Induction of αvβ3 integrin-mediated attachment to extracellular matrix in β1 integrin (CD29)-negative B cell lines

Abstract

β 1 integrin containing complexes have been implicated as the primary adhesion structures in many lymphocyte extracellular matrix (ECM) interactions. However, many B lymphocytes lack surface expression of the β 1 subunit, implying that this subpopulation of lymphoid cells must employ alternate adhesion structures if they are to maintain an interactive capacity with ECM. An examination of the adherence properties of the β 1 integrin-negative B cell line JY indicated that these cells exhibit little or no basal adherence to any of the ECM components examined. However, these cells could be induced to adhere to the ECM components fibronectin, laminin, and vitronectin following treatment with PMA. Blocking studies with monoclonal antibodies indicated the α v β 3 integrin complex was involved in the attachment to each of these ligands. However, the adherence to fibronectin displayed a complex pattern of inhibition suggesting the involvement of other ECM receptors.
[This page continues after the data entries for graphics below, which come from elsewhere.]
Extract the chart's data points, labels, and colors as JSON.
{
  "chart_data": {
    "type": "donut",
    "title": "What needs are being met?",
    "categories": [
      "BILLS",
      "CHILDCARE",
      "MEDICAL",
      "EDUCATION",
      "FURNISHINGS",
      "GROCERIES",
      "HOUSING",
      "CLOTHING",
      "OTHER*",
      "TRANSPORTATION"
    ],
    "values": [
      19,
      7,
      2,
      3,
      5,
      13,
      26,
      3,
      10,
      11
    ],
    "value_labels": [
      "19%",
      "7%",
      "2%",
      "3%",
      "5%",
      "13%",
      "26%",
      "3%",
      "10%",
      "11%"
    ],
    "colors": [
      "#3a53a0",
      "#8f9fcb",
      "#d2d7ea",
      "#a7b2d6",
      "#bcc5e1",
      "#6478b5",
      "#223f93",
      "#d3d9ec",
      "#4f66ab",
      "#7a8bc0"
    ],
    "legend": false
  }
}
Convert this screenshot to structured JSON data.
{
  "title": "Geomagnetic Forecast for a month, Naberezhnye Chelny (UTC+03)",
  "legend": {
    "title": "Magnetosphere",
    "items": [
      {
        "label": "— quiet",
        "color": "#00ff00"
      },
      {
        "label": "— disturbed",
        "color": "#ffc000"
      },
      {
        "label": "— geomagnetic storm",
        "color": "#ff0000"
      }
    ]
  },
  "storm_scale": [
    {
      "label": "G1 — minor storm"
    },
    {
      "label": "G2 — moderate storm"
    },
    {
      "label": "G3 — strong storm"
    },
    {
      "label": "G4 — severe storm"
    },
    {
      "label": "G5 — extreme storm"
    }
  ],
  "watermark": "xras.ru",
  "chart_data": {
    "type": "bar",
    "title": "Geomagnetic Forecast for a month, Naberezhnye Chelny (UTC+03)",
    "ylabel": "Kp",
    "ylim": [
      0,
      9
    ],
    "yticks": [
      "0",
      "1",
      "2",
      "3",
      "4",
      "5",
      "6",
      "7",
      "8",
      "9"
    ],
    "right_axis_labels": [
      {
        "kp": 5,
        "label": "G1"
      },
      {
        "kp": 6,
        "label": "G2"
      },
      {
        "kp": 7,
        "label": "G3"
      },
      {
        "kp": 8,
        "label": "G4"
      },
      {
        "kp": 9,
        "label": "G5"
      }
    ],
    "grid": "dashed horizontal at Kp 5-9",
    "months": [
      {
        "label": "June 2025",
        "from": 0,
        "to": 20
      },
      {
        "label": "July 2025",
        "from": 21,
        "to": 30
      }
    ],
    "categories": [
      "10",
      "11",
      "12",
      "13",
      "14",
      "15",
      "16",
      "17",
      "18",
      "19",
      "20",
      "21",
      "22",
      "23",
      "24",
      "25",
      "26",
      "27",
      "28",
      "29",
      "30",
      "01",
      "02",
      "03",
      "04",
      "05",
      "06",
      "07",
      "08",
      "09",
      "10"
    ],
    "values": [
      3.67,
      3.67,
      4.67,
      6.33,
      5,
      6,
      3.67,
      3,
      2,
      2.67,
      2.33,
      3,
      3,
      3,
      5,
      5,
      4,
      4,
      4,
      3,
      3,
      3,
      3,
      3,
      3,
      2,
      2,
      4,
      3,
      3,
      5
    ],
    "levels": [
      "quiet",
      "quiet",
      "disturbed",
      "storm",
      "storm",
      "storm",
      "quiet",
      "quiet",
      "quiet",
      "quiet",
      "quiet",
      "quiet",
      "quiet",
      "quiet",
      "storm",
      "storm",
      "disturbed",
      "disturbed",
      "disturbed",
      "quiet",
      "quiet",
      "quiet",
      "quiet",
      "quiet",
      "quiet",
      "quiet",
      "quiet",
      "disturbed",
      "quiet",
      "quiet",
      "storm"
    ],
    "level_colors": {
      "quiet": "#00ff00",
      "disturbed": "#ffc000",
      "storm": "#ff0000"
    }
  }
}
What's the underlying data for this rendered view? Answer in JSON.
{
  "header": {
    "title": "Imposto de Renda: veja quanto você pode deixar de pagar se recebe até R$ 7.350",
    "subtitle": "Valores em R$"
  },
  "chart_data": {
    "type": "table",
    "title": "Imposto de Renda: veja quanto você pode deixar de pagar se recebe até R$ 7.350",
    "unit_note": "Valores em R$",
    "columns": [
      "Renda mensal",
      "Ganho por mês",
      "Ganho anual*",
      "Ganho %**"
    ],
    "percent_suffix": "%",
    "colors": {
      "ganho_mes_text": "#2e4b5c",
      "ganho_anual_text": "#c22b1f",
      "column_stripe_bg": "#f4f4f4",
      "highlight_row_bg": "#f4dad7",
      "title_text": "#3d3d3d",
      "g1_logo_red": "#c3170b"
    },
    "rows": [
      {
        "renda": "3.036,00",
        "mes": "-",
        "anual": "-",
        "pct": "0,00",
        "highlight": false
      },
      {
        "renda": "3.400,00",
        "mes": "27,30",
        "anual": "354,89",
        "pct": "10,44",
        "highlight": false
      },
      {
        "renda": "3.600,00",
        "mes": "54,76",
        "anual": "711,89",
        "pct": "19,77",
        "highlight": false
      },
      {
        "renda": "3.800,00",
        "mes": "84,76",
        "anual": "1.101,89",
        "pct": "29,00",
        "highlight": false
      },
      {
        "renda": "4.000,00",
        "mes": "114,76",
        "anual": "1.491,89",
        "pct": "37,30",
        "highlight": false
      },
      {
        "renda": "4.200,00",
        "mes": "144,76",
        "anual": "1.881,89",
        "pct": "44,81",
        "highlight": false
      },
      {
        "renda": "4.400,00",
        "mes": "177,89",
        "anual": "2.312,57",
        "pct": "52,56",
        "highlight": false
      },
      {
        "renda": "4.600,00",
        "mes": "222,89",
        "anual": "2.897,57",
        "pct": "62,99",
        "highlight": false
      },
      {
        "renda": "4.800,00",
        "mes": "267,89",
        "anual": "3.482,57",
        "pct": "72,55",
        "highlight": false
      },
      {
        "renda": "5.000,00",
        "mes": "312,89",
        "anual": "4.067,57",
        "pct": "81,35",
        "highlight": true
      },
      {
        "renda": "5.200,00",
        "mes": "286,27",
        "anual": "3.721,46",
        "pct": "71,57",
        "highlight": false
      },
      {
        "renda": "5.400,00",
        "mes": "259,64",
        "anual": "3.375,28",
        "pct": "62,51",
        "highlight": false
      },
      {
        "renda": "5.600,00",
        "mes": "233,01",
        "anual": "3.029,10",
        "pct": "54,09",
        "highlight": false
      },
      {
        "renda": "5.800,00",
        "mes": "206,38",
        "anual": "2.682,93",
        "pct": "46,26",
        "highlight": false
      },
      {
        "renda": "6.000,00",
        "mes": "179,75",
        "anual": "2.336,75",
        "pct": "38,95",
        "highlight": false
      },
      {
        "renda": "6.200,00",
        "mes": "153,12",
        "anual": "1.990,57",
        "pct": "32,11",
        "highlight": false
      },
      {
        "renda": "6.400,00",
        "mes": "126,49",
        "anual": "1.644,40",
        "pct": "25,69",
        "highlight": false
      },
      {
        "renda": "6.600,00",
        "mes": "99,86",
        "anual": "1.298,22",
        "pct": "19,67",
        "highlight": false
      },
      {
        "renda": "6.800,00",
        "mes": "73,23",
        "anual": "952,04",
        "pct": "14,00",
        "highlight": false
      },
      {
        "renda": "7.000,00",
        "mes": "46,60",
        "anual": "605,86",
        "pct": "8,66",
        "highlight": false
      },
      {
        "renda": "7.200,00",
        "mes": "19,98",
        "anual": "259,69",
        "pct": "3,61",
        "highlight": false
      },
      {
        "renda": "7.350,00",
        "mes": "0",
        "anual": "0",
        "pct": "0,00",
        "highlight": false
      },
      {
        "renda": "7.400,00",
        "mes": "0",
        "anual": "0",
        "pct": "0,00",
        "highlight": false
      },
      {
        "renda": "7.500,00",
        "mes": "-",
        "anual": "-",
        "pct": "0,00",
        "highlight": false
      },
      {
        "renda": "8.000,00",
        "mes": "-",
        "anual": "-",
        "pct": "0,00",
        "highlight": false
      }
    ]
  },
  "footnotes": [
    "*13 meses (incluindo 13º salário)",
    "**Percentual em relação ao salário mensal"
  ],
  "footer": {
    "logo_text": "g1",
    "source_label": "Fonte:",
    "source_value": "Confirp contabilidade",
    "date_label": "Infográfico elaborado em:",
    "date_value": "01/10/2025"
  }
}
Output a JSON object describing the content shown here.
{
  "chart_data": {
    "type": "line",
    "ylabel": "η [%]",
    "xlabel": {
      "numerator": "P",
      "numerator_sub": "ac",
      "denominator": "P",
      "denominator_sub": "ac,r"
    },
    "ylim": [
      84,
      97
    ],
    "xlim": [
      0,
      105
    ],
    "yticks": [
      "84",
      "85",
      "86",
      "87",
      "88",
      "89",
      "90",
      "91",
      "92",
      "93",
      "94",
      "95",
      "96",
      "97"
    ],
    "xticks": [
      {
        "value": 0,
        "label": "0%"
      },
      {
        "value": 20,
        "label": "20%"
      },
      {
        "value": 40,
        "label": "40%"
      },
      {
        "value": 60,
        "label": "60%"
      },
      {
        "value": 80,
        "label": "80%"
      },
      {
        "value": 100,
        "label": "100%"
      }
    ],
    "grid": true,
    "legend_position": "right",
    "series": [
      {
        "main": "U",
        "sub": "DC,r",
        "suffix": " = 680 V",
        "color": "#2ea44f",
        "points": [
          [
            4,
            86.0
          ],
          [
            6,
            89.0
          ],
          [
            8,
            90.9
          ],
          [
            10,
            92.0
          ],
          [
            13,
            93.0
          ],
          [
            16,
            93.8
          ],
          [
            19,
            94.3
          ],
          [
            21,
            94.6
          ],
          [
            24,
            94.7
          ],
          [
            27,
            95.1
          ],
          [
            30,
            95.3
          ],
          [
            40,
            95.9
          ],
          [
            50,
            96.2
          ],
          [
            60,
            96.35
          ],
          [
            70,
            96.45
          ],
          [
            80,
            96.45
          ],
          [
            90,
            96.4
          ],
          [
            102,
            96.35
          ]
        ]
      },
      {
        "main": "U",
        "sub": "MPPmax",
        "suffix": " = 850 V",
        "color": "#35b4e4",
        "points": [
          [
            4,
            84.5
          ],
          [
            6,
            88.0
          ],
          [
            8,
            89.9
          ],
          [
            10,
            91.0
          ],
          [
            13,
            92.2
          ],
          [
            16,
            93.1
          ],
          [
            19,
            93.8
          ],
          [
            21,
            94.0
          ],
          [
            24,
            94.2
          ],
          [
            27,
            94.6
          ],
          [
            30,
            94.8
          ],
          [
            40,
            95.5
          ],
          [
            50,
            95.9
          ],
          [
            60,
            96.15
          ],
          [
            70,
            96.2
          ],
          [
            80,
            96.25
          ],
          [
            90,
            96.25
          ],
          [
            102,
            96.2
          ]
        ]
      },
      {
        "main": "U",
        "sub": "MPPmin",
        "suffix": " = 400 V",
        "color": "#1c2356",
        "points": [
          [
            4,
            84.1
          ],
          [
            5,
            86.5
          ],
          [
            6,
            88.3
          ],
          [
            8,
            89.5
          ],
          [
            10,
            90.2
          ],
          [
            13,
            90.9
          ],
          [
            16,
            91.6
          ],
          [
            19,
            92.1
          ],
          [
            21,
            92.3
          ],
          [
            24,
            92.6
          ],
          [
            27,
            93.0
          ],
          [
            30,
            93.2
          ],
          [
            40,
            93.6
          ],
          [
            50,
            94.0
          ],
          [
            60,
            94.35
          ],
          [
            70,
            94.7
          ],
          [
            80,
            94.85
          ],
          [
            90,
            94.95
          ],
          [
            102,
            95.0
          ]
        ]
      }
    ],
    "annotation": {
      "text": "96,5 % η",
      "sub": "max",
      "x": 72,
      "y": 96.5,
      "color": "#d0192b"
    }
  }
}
The utilization of the α v β 3 complex was not unique to the JY cell line. Other B cell lines were observed to employ α v β 3, and these lines similarly lacked expression of β 1 integrin. These results indicate that α v β 3 can act as a lymphoid ECM-adhesion structure which may provide an alternative means for lymphocytes to interact with ECM. Furthermore, these studies provide evidence for the presence of lymphoid-associated α v β 3 integrins with regulatable activity, which contrasts with the constitutive adhesive potential of these complexes when present on other cell types.